GM safety tech has been put under the microscope, and the results are not just a theory of 100 years of driving, safety saves lives for real.
A new study from the University of Michigan Transportation Research Institute says General Motors vehicles fitted with advanced driver assistance systems are seeing lower crash and injury rates in the messy, distracted, coffee-in-one-hand world where cars are used. Not test tracks or glossy launch videos, it is real roads, police reports, and ordinary drivers doing ordinary driver things.
The study looked at about 12 million GM vehicles from model years 2020 to 2024, then matched them against more than 700,000 police-reported crashes across 18 American states. That is a decent sample, even allowing for all the usual academic caveats and the strange things humans do when presented with a steering wheel and misplaced confidence.
ABOVE: GM safety technology demonstration, and GM safety technology crash reduction infographic
GM safety tech gets a rare real-world report card
The numbers do not lie. According to reporting from the study, GM vehicles with selected safety systems saw backing crashes fall by as much as 86%. Rear-end crashes involving injuries dropped by 57%, while front pedestrian crashes with injuries were down 35%.
Lane assistance systems were associated with a 15% reduction in road-departure crashes, and lane-change crashes fell by 13%. None of that means the car can babysit a distracted driver while he scrolls, scratches, and wonders why the lane markings have become mere suggestions. It does mean the boring little bongs and flashes can sometimes stop expensive metal origami.
GM says several of these systems are standard on some American models under US$30,000 MSRP, including the Buick Encore GX, Buick Envista, Chevrolet Trax, Chevrolet Trailblazer, and Chevrolet Bolt. The list includes Automatic Emergency Braking, Front Pedestrian Braking, Lane Keep Assist with Lane Departure Warning, Forward Collision Alert, and IntelliBeam.
In plain English, the car watches ahead, watches the lane, watches pedestrians, and occasionally steps in before the driver converts a mild lapse into paperwork.
Not a substitute for paying attention
Susan Owen, GM technical fellow for safety data analytics and field research, said the findings provide evidence that GM’s systems are helping drivers avoid crashes and reduce injuries in everyday driving. The study is the eighth in a long-running partnership between GM and UMTRI, which suggests this is not a one-off marketing exercise dressed up in a lab coat.
The researchers focused on crash types where the systems could reasonably matter: rear-end, roadway departure, pedestrian, lane-change, and backing crashes. They compared crashes affected by the systems with control crashes that were not, while accounting for driver behaviour, road conditions, and vehicle type.

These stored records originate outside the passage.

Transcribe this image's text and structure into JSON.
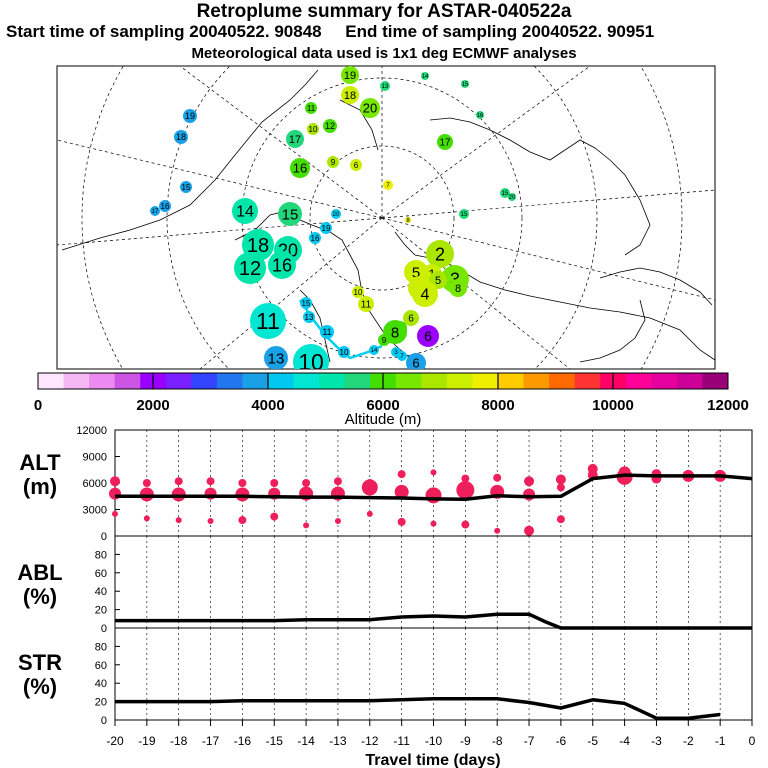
{
  "header": {
    "title": "Retroplume summary for ASTAR-040522a",
    "start_label": "Start time of sampling 20040522. 90848",
    "end_label": "End time of sampling 20040522. 90951",
    "met_note": "Meteorological data used is 1x1 deg ECMWF analyses"
  },
  "colorbar": {
    "ticks": [
      "0",
      "2000",
      "4000",
      "6000",
      "8000",
      "10000",
      "12000"
    ],
    "xlabel": "Altitude (m)",
    "colors": [
      "#ffe6ff",
      "#f5b8f5",
      "#eb8af0",
      "#cc55e6",
      "#9900ff",
      "#7a1fff",
      "#3344ff",
      "#2277ee",
      "#1aa0e6",
      "#00c8f0",
      "#00e6d2",
      "#00e6aa",
      "#22d77a",
      "#44dd00",
      "#77e600",
      "#aae600",
      "#ccee00",
      "#eeee00",
      "#ffcc00",
      "#ff9900",
      "#ff6a00",
      "#ff3333",
      "#ff0066",
      "#ff0099",
      "#e6009e",
      "#cc0099",
      "#990077"
    ]
  },
  "map": {
    "labels": [
      {
        "t": "19",
        "x": 350,
        "y": 75,
        "r": 9,
        "c": "#77e600"
      },
      {
        "t": "18",
        "x": 350,
        "y": 95,
        "r": 9,
        "c": "#ccee00"
      },
      {
        "t": "20",
        "x": 370,
        "y": 108,
        "r": 10,
        "c": "#77e600"
      },
      {
        "t": "13",
        "x": 385,
        "y": 86,
        "r": 5,
        "c": "#22d77a"
      },
      {
        "t": "14",
        "x": 425,
        "y": 76,
        "r": 4,
        "c": "#22d77a"
      },
      {
        "t": "15",
        "x": 465,
        "y": 84,
        "r": 4,
        "c": "#22d77a"
      },
      {
        "t": "16",
        "x": 480,
        "y": 115,
        "r": 4,
        "c": "#22d77a"
      },
      {
        "t": "11",
        "x": 311,
        "y": 108,
        "r": 6,
        "c": "#44dd00"
      },
      {
        "t": "10",
        "x": 313,
        "y": 129,
        "r": 6,
        "c": "#aae600"
      },
      {
        "t": "12",
        "x": 330,
        "y": 126,
        "r": 7,
        "c": "#44dd00"
      },
      {
        "t": "17",
        "x": 295,
        "y": 139,
        "r": 9,
        "c": "#22d77a"
      },
      {
        "t": "17",
        "x": 445,
        "y": 142,
        "r": 8,
        "c": "#44dd00"
      },
      {
        "t": "16",
        "x": 300,
        "y": 168,
        "r": 10,
        "c": "#44dd00"
      },
      {
        "t": "9",
        "x": 333,
        "y": 162,
        "r": 6,
        "c": "#aae600"
      },
      {
        "t": "6",
        "x": 356,
        "y": 165,
        "r": 6,
        "c": "#ccee00"
      },
      {
        "t": "7",
        "x": 388,
        "y": 185,
        "r": 5,
        "c": "#eeee00"
      },
      {
        "t": "15",
        "x": 505,
        "y": 193,
        "r": 5,
        "c": "#22d77a"
      },
      {
        "t": "20",
        "x": 512,
        "y": 197,
        "r": 4,
        "c": "#22d77a"
      },
      {
        "t": "15",
        "x": 464,
        "y": 214,
        "r": 5,
        "c": "#22d77a"
      },
      {
        "t": "8",
        "x": 408,
        "y": 220,
        "r": 3,
        "c": "#eeee00"
      },
      {
        "t": "19",
        "x": 190,
        "y": 116,
        "r": 7,
        "c": "#1aa0e6"
      },
      {
        "t": "18",
        "x": 181,
        "y": 137,
        "r": 7,
        "c": "#1aa0e6"
      },
      {
        "t": "15",
        "x": 186,
        "y": 187,
        "r": 6,
        "c": "#1aa0e6"
      },
      {
        "t": "16",
        "x": 165,
        "y": 206,
        "r": 6,
        "c": "#1aa0e6"
      },
      {
        "t": "17",
        "x": 155,
        "y": 211,
        "r": 5,
        "c": "#1aa0e6"
      },
      {
        "t": "14",
        "x": 245,
        "y": 211,
        "r": 13,
        "c": "#00e6aa"
      },
      {
        "t": "15",
        "x": 290,
        "y": 214,
        "r": 12,
        "c": "#22d77a"
      },
      {
        "t": "20",
        "x": 336,
        "y": 214,
        "r": 5,
        "c": "#00c8f0"
      },
      {
        "t": "19",
        "x": 326,
        "y": 228,
        "r": 6,
        "c": "#00c8f0"
      },
      {
        "t": "16",
        "x": 315,
        "y": 238,
        "r": 6,
        "c": "#00c8f0"
      },
      {
        "t": "18",
        "x": 258,
        "y": 245,
        "r": 16,
        "c": "#00e6aa"
      },
      {
        "t": "20",
        "x": 288,
        "y": 250,
        "r": 14,
        "c": "#00e6aa"
      },
      {
        "t": "12",
        "x": 250,
        "y": 268,
        "r": 16,
        "c": "#00e6aa"
      },
      {
        "t": "16",
        "x": 282,
        "y": 265,
        "r": 14,
        "c": "#00e6aa"
      },
      {
        "t": "11",
        "x": 268,
        "y": 321,
        "r": 18,
        "c": "#00e6d2"
      },
      {
        "t": "15",
        "x": 306,
        "y": 303,
        "r": 6,
        "c": "#00c8f0"
      },
      {
        "t": "13",
        "x": 309,
        "y": 317,
        "r": 6,
        "c": "#00c8f0"
      },
      {
        "t": "11",
        "x": 327,
        "y": 332,
        "r": 7,
        "c": "#00c8f0"
      },
      {
        "t": "13",
        "x": 276,
        "y": 358,
        "r": 12,
        "c": "#1aa0e6"
      },
      {
        "t": "10",
        "x": 311,
        "y": 362,
        "r": 18,
        "c": "#00e6d2"
      },
      {
        "t": "10",
        "x": 344,
        "y": 352,
        "r": 6,
        "c": "#00c8f0"
      },
      {
        "t": "10",
        "x": 358,
        "y": 292,
        "r": 6,
        "c": "#ccee00"
      },
      {
        "t": "11",
        "x": 366,
        "y": 304,
        "r": 8,
        "c": "#ccee00"
      },
      {
        "t": "2",
        "x": 440,
        "y": 254,
        "r": 14,
        "c": "#aae600"
      },
      {
        "t": "5",
        "x": 416,
        "y": 272,
        "r": 12,
        "c": "#ccee00"
      },
      {
        "t": "1",
        "x": 432,
        "y": 274,
        "r": 10,
        "c": "#ccee00"
      },
      {
        "t": "3",
        "x": 455,
        "y": 279,
        "r": 14,
        "c": "#77e600"
      },
      {
        "t": "5",
        "x": 438,
        "y": 280,
        "r": 9,
        "c": "#aae600"
      },
      {
        "t": "2",
        "x": 420,
        "y": 288,
        "r": 12,
        "c": "#ccee00"
      },
      {
        "t": "4",
        "x": 425,
        "y": 294,
        "r": 13,
        "c": "#ccee00"
      },
      {
        "t": "8",
        "x": 458,
        "y": 288,
        "r": 9,
        "c": "#77e600"
      },
      {
        "t": "6",
        "x": 411,
        "y": 318,
        "r": 8,
        "c": "#aae600"
      },
      {
        "t": "5",
        "x": 400,
        "y": 328,
        "r": 7,
        "c": "#44dd00"
      },
      {
        "t": "8",
        "x": 395,
        "y": 332,
        "r": 12,
        "c": "#44dd00"
      },
      {
        "t": "6",
        "x": 428,
        "y": 336,
        "r": 11,
        "c": "#9900ff"
      },
      {
        "t": "9",
        "x": 384,
        "y": 340,
        "r": 6,
        "c": "#44dd00"
      },
      {
        "t": "3",
        "x": 396,
        "y": 352,
        "r": 5,
        "c": "#00c8f0"
      },
      {
        "t": "7",
        "x": 402,
        "y": 356,
        "r": 5,
        "c": "#00c8f0"
      },
      {
        "t": "14",
        "x": 374,
        "y": 350,
        "r": 5,
        "c": "#00c8f0"
      },
      {
        "t": "6",
        "x": 416,
        "y": 363,
        "r": 10,
        "c": "#1aa0e6"
      }
    ]
  },
  "chart_data": [
    {
      "type": "scatter",
      "panel": "ALT",
      "ylabel": "ALT\n(m)",
      "xlim": [
        -20,
        0
      ],
      "ylim": [
        0,
        12000
      ],
      "yticks": [
        0,
        3000,
        6000,
        9000,
        12000
      ],
      "mean_line": {
        "x": [
          -20,
          -19,
          -18,
          -17,
          -16,
          -15,
          -14,
          -13,
          -12,
          -11,
          -10,
          -9,
          -8,
          -7,
          -6,
          -5,
          -4,
          -3,
          -2,
          -1,
          0
        ],
        "y": [
          4500,
          4500,
          4500,
          4500,
          4500,
          4450,
          4400,
          4400,
          4350,
          4300,
          4200,
          4150,
          4550,
          4450,
          4500,
          6500,
          6900,
          6800,
          6800,
          6800,
          6500
        ]
      },
      "points": [
        {
          "x": -20,
          "y": 6200,
          "s": 5
        },
        {
          "x": -20,
          "y": 4800,
          "s": 6
        },
        {
          "x": -20,
          "y": 2500,
          "s": 3
        },
        {
          "x": -19,
          "y": 6000,
          "s": 4
        },
        {
          "x": -19,
          "y": 4700,
          "s": 7
        },
        {
          "x": -19,
          "y": 2000,
          "s": 3
        },
        {
          "x": -18,
          "y": 6200,
          "s": 4
        },
        {
          "x": -18,
          "y": 4700,
          "s": 7
        },
        {
          "x": -18,
          "y": 1800,
          "s": 3
        },
        {
          "x": -17,
          "y": 6200,
          "s": 4
        },
        {
          "x": -17,
          "y": 4800,
          "s": 6
        },
        {
          "x": -17,
          "y": 1700,
          "s": 3
        },
        {
          "x": -16,
          "y": 6000,
          "s": 4
        },
        {
          "x": -16,
          "y": 4700,
          "s": 7
        },
        {
          "x": -16,
          "y": 1800,
          "s": 4
        },
        {
          "x": -15,
          "y": 6000,
          "s": 4
        },
        {
          "x": -15,
          "y": 4800,
          "s": 6
        },
        {
          "x": -15,
          "y": 2200,
          "s": 4
        },
        {
          "x": -14,
          "y": 6000,
          "s": 4
        },
        {
          "x": -14,
          "y": 4800,
          "s": 7
        },
        {
          "x": -14,
          "y": 1200,
          "s": 3
        },
        {
          "x": -13,
          "y": 6200,
          "s": 4
        },
        {
          "x": -13,
          "y": 4800,
          "s": 7
        },
        {
          "x": -13,
          "y": 1700,
          "s": 3
        },
        {
          "x": -12,
          "y": 6000,
          "s": 4
        },
        {
          "x": -12,
          "y": 5500,
          "s": 8
        },
        {
          "x": -12,
          "y": 2500,
          "s": 3
        },
        {
          "x": -11,
          "y": 7000,
          "s": 4
        },
        {
          "x": -11,
          "y": 5000,
          "s": 7
        },
        {
          "x": -11,
          "y": 1600,
          "s": 4
        },
        {
          "x": -10,
          "y": 7200,
          "s": 3
        },
        {
          "x": -10,
          "y": 4600,
          "s": 8
        },
        {
          "x": -10,
          "y": 1400,
          "s": 3
        },
        {
          "x": -9,
          "y": 6500,
          "s": 4
        },
        {
          "x": -9,
          "y": 5200,
          "s": 9
        },
        {
          "x": -9,
          "y": 1300,
          "s": 4
        },
        {
          "x": -8,
          "y": 6600,
          "s": 4
        },
        {
          "x": -8,
          "y": 5000,
          "s": 7
        },
        {
          "x": -8,
          "y": 600,
          "s": 3
        },
        {
          "x": -7,
          "y": 6200,
          "s": 5
        },
        {
          "x": -7,
          "y": 4700,
          "s": 6
        },
        {
          "x": -7,
          "y": 600,
          "s": 5
        },
        {
          "x": -6,
          "y": 6400,
          "s": 5
        },
        {
          "x": -6,
          "y": 5500,
          "s": 4
        },
        {
          "x": -6,
          "y": 1900,
          "s": 4
        },
        {
          "x": -5,
          "y": 7600,
          "s": 5
        },
        {
          "x": -5,
          "y": 6900,
          "s": 5
        },
        {
          "x": -4,
          "y": 7200,
          "s": 6
        },
        {
          "x": -4,
          "y": 6700,
          "s": 8
        },
        {
          "x": -3,
          "y": 7000,
          "s": 5
        },
        {
          "x": -3,
          "y": 6500,
          "s": 5
        },
        {
          "x": -2,
          "y": 6800,
          "s": 6
        },
        {
          "x": -1,
          "y": 6800,
          "s": 6
        }
      ]
    },
    {
      "type": "line",
      "panel": "ABL",
      "ylabel": "ABL\n(%)",
      "xlim": [
        -20,
        0
      ],
      "ylim": [
        0,
        100
      ],
      "yticks": [
        0,
        20,
        40,
        60,
        80
      ],
      "x": [
        -20,
        -19,
        -18,
        -17,
        -16,
        -15,
        -14,
        -13,
        -12,
        -11,
        -10,
        -9,
        -8,
        -7,
        -6.5,
        -6,
        -5,
        -4,
        -3,
        -2,
        -1,
        0
      ],
      "y": [
        8,
        8,
        8,
        8,
        8,
        8,
        9,
        9,
        9,
        12,
        13,
        12,
        15,
        15,
        7,
        0,
        0,
        0,
        0,
        0,
        0,
        0
      ]
    },
    {
      "type": "line",
      "panel": "STR",
      "ylabel": "STR\n(%)",
      "xlim": [
        -20,
        0
      ],
      "ylim": [
        0,
        100
      ],
      "yticks": [
        0,
        20,
        40,
        60,
        80
      ],
      "x": [
        -20,
        -19,
        -18,
        -17,
        -16,
        -15,
        -14,
        -13,
        -12,
        -11,
        -10,
        -9,
        -8,
        -7,
        -6,
        -5,
        -4,
        -3,
        -2,
        -1
      ],
      "y": [
        20,
        20,
        20,
        20,
        21,
        21,
        21,
        21,
        21,
        22,
        23,
        23,
        23,
        19,
        13,
        22,
        18,
        2,
        2,
        6
      ]
    }
  ],
  "xaxis": {
    "tick_labels": [
      "-20",
      "-19",
      "-18",
      "-17",
      "-16",
      "-15",
      "-14",
      "-13",
      "-12",
      "-11",
      "-10",
      "-9",
      "-8",
      "-7",
      "-6",
      "-5",
      "-4",
      "-3",
      "-2",
      "-1",
      "0"
    ],
    "xlabel": "Travel time (days)"
  }
}
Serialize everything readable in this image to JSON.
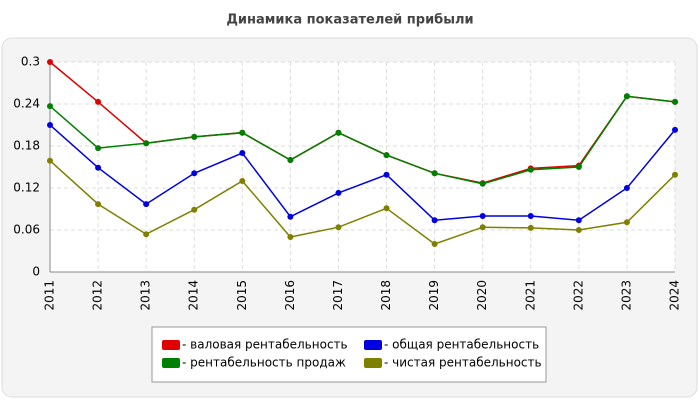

Safety technology is a tricky thing to measure because drivers are chaotic little creatures. Give someone a warning system and some will drive better, while others behave as if the car has been promoted to parent. The sensible reading is not that GM has solved crashes, tt hasn’t. The sensible reading is that well-deployed driver assistance can reduce the odds of certain very common, very costly mistakes.
Regina Carto, GM’s vice president of Global Product Safety, Systems, and Certification, said safety is designed into vehicles from the beginning. Quite right too. It should not be the optional garnish on a car already stuffed with ambient lighting, subscription nonsense, and screens large enough to host Eurovision.
The road to fewer crashes
GM’s aim remains zero crashes, zero emissions, and zero congestion. That is ambitious enough to make a huge difference, fewer crashes mean fewer injuries.
Automatic braking, pedestrian detection, lane warnings, and better lighting are not glamorous. No one gathers at a Cars and Coffee to admire a Following Distance Indicator. Still, if these systems stop a rear-end hit, spare a pedestrian, or keep a tired driver from wandering out of a lane, they have done something rather more useful than yet another fake exhaust sound.
The best safety technology is the stuff you forget is there until the day it saves your bacon. GM and UMTRI now have a stack of data saying some of it works, which is worth far more than a showroom brochure, and considerably more reassuring.